Published: Fri, August 10, 2018
Sport | By Billy Aguilar

Statement from NCAA leaders on college basketball reforms

Statement from NCAA leaders on college basketball reforms

The NCAA announced a series of policy changes regarding their rules for student athletes on Wednesday following the ongoing FBI Investigation into several prominent college basketball programs. College players will also be allowed representation as soon as their seasons end if they request an evaluation from the NBA Undergraduate Advisory Committee.

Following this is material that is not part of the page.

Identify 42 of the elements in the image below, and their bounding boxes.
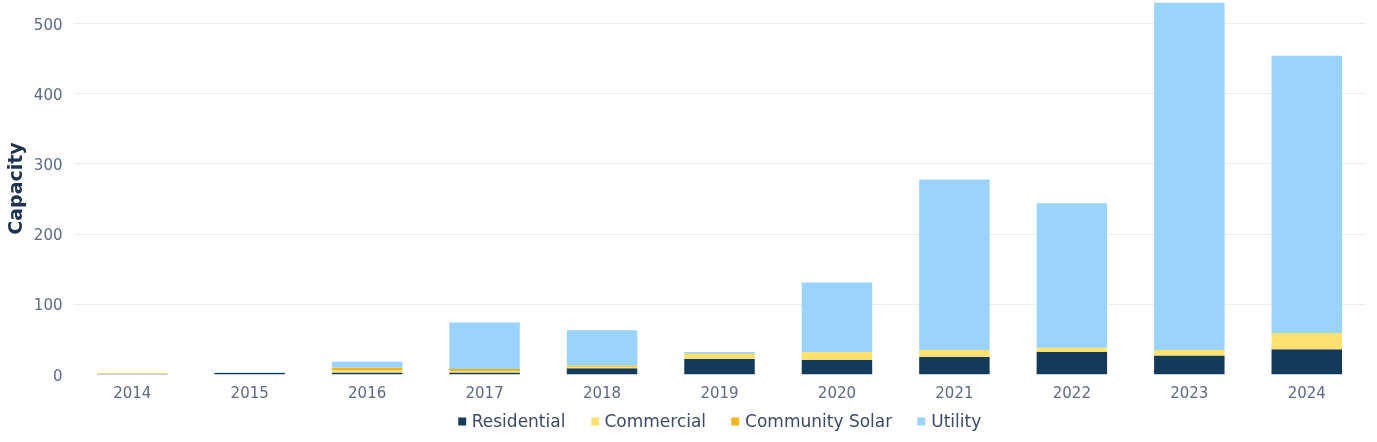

As these rule changes pertain directly to the Longhorns, this could impact the program in a few areas. The current rule only permits players to maintain eligibility if they withdraw from the draft 10 days after the National Basketball Association combine, while those who take part in the combine and go undrafted are left with the G League or the prospect of playing overseas. The announcement that USA Basketball would determine which players would be permitted to hire agents apparently "blindsided" both that organization, who are not viewed as prepared to handle such a responsibility.

The rule changes are aimed at giving basketball student-athletes more flexibility for going pro and also earning a degree.

The NCAA will also limit the kinds of "basketball-related events" high school athletes can go to, allowing only ones that the NCAA can vet.

This helps a lot of the players that declare early to take their career to the next level have more comfort in their decision if it does not work out. The NCAA also suggested that there will be an agreement coming out of talks with apparel companies for "accountability and transparency regarding their involvement in youth basketball".

The rule changes are a part of the NCAA's reforms in response to the college hoops corruption scandal.

University presidents and chancellors will be held "personally accountable" for any rule-breaking by their athletic departments.

No schools were mentioned, but two Federal Bureau of Investigation reports, one in September and another in April, have identified recruiting practices that violate NCAA rules involving prospects who wound up at several schools, including Kansas.